How does type 2 hypersensitivity result in multiple mechanisms of tissue injury .

Answer 20

local or systemic inflammation, cell depletion leading to a loss of function or imbalance in organ function.

Question 21

How does type 3 hypersensitivity work

Answer 21

known as immune complex driven disease.Immune complexesare non-cell bound antigen-antibody complexes which are normally cleared through the activity of the immune system.

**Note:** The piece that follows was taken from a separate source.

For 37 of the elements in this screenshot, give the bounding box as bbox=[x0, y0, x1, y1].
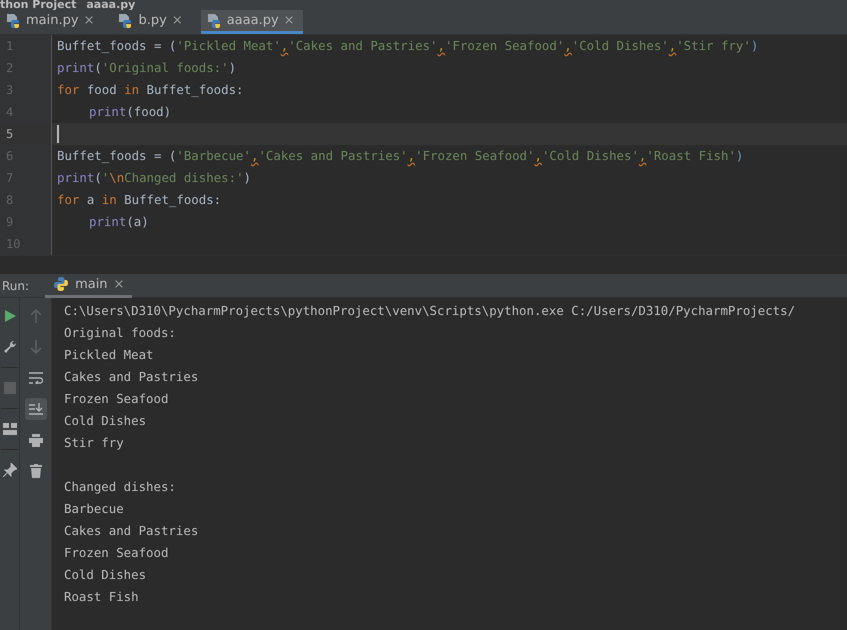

If immune complexes cannot be efficiently cleared they end up being deposited in the blood vessel walls and tissues, promoting inflammation and tissue damage.

Question 22

Symptoms of type 3 hypersensitivity

Answer 22

• Fever, rashes, joint pain
  
  • Protein in the urine
  • Vasculitis if deposited in blood vessels
  • Glomerulonephritis if in the kidneys
  • Arthritis if in the joints.

This can happen if the complexes are the result of antibodies reacting against self-antigens such as nuclear DNA.

Question 23

Examples of auto immune diseases involving type 3 hypersensitivity

Answer 23

• Rheumatoid arthritis
  
  • Multiple sclerosis (MS)
  • Systemic lupus erythematosus (SLE)- in SLE patients develop IgGs against DNA or nucleoproteins (proteins present in the nucleus of cells) which form persistent immune-complex deposits and a variety of pathologies.

Question 24

Examples of type 3 hypersensitivity that involves foreign antigens ( instead of autoimmune disorders)

Answer 24

• Persistent infections such as hepatitis virus infections can result in immune complex deposition
  
  • Exposure to freely circulating foreign antigens such as drugs.
    ○ Serum sickness:
    § Person is bitten by a snake => given anti-serum (antibodies specific to the snake venom proteins) to neutralise the snake venom.
    § These are foreign proteins, and while they neutralize the venom our bodies will react against them to produce antibodies that recognise the anti-venom antibodies.
    § First exposure => process may take several weeks so not a problem as anti-sera and the snake venom will be long cleared.
    § If however the person gets bitten by a snake again, these antibodies will rapidly recognise the anti-serum and drive rapid inflammation; another good reason to avoid venomous snakes.

Question 25

Type 4 hypersensitivity

Answer 25

other known as delayed-type or T cell mediated hypersensitivity, is primarily initiated by T cells.

Question 26

Sensitisation of type 4 hypersensitivity

Answer 26

antigen is presented to naïve T cells by antigen presenting dendritic cells => leads to generation of antigen specific memory T cells; like other forms of sensitization it takes several weeks.

Question 27

What happens during the subsequent exposure in Type 4 hypersensitivity

Answer 27

On a subsequent exposure these memory T respond promoting inflammation at the site of exposure. However because the memory T cell response is slightly slower than antibody mediated memory there is often a delay between exposure and response, with peak responses often seen 2-3 days after inflammation (T cell response requires recruitment and expansion)

Question 28

Example of Type 4 hypersensitivity

Answer 28

The most common example is contact dermatitis caused by exposure to poison ivy, where a small molecule called urushiol, drives a T helper 1 response (but due to its small nature rarely results in antibody production).

On re-exposure these memory cells produce cytokines such as IFN-gamma which promote the pro-inflammatory activation of macrophages resulting in swelling and oedema, and the formation of blister like lesions.

Other examples include nickel salts or hair dyes which can drive Th1 based inflammation or other intracellular pathogens like measles and tuberculosis

Question 29

How does tuberculin skin test work

Answer 29

measures previous exposure to tuberculosis bacteria by injection of small amounts of M. tb protein into the skin, is a type IV hypersensitivity reaction.

Question 30

Asthma and type 4 hypersensitivity

Answer 30

allergens can cause overreaction of T helper 2 cells => produce soluble mediators => promote bronchoconstriction. In many diseases more than one hypersensitivity reaction can take place.

Question 31

Transplant cells and hypersensitivity

Answer 31

While CD8 T cells can lead to inflammation and rejection of a tissue graft by directly killing transplanted cells.